Want to sit in your pajamas, drink your coffee and mine some bitcoin from your bedroom? Well, you can.

Compass Mining, which sells bitcoin mining equipment and services, announced this week that it’s launching a direct-to-consumer mining service, allowing miners to set up shop in their own homes.

Cryptocurrency enthusiasts used to be able to mine bitcoin on their own laptops from their houses and apartments. But around 2012, mining machines burst onto the scene and the industry boomed. Large firms were able to mine with thousands of machines, leaving individual miners with high hardware costs and less of an opportunity to actually mine any bitcoin.

Now, Compass Mining says it’s “bringing bitcoin mining back to its roots” by allowing miners to buy a single application-specific integrated circuit (ASIC), which is the equipment used to mine bitcoin and other cryptocurrencies, instead of having to buy in bulk. Prices for individual machines start at $8,100.

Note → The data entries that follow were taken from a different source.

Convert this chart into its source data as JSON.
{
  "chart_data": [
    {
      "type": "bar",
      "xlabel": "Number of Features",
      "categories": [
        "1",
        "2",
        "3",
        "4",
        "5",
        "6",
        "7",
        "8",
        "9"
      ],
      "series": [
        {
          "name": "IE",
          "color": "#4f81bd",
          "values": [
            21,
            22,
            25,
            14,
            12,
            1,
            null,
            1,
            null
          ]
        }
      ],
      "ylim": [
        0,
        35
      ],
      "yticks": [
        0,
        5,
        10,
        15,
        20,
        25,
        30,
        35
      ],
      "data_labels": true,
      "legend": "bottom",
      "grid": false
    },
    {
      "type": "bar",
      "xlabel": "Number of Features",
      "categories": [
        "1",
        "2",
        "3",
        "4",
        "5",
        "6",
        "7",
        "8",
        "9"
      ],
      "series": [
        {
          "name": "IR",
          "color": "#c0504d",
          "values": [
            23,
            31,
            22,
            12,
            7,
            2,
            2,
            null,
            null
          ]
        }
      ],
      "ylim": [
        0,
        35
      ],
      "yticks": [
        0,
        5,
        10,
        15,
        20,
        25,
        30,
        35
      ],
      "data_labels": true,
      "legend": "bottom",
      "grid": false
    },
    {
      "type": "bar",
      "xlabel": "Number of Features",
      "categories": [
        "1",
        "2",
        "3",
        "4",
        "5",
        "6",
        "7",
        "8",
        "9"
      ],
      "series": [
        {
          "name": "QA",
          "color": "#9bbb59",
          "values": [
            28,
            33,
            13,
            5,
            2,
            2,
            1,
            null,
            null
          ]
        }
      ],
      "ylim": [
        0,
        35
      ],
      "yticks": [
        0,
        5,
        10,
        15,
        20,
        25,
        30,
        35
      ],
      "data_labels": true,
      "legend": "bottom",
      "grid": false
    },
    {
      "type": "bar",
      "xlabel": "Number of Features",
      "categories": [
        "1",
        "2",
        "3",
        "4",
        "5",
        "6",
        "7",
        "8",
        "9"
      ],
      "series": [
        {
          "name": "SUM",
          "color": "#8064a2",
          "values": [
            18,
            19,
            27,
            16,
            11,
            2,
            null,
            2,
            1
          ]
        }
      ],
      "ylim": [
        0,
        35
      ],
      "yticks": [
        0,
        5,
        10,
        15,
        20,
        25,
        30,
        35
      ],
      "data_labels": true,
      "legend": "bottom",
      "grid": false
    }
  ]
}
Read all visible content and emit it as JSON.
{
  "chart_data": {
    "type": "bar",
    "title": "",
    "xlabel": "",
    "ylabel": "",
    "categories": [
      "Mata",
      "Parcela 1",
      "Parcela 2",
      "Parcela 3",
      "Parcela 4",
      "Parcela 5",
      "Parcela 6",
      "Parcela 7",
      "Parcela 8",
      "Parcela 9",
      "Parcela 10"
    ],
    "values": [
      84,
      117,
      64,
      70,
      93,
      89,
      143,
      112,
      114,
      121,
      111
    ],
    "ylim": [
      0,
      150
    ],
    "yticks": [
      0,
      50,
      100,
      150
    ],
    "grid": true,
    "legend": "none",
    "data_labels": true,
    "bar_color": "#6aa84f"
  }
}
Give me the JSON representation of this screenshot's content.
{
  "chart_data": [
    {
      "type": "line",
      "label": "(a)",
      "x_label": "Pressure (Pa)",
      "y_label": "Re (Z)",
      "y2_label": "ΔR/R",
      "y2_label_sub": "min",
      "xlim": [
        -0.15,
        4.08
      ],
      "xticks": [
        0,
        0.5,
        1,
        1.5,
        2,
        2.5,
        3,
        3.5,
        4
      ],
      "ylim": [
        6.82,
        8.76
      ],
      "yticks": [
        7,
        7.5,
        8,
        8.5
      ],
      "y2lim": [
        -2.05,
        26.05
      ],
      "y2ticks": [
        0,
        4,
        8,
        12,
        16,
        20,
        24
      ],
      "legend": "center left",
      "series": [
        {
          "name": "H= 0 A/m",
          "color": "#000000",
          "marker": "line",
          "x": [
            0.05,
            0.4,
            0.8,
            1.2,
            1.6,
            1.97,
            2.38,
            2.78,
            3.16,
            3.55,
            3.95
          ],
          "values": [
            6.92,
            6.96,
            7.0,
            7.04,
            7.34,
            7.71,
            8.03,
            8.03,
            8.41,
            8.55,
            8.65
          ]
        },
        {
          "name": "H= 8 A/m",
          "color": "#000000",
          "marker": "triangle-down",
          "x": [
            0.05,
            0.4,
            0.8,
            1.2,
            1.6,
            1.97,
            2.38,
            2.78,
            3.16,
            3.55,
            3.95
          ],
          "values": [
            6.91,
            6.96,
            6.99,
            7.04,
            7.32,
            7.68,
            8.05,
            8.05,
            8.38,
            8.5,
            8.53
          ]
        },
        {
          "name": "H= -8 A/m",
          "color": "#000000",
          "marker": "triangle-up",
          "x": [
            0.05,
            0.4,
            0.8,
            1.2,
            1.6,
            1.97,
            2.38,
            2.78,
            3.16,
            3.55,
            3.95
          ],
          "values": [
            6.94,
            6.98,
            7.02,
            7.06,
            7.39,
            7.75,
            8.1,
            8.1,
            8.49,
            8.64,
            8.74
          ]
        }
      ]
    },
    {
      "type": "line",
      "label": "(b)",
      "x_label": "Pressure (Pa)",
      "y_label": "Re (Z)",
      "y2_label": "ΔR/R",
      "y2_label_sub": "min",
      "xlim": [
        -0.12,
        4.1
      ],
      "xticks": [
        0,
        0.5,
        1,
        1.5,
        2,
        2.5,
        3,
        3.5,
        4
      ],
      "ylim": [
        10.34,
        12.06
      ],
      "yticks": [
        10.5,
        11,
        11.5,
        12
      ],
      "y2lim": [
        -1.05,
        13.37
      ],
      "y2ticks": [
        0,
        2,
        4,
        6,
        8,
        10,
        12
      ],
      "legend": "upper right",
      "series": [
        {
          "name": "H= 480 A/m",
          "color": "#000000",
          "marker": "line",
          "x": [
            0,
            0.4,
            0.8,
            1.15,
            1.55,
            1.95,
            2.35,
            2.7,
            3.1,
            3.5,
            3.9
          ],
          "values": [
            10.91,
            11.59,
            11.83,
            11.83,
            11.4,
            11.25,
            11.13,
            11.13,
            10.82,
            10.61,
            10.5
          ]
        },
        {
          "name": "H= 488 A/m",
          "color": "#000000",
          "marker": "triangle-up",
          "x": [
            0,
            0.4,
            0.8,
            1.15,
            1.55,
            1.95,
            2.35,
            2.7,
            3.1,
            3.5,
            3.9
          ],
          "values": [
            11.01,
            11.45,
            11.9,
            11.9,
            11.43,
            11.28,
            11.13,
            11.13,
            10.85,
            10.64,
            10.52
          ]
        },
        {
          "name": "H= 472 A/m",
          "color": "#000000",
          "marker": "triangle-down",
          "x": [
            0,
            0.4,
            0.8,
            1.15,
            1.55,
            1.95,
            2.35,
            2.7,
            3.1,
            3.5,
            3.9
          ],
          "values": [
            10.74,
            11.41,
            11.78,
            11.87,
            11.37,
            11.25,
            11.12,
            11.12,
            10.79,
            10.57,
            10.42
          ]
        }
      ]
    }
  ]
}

Sure, being able to create money at home might seem magical — Bitcoin is worth over $40,000 per coin right now, even after a recent decline. But mining for bitcoin doesn’t equate to snapping your fingers and getting bitcoin, and it certainly has risks.

What is bitcoin mining?

Bitcoin mining is how new bitcoins are created, and it involves solving a complicated math problem. Or, at least, your computer solving a complicated math problem.

Computers attempting to mine bitcoin run a program that is essentially a a trial-and-error algorithm, performing millions of calculations to solve the computational puzzle.

If you’re successful, you get what’s called a “block reward,” or a fixed number of new bitcoins (BTC). One block equals 6.25 BTC, but the rewards are halved after every 210,000 blocks, or about every 4 years. This was part of Bitcoin’s design to ensure that a maximum of only 21 million bitcoins are created (currently, there are nearly 19 million in circulation).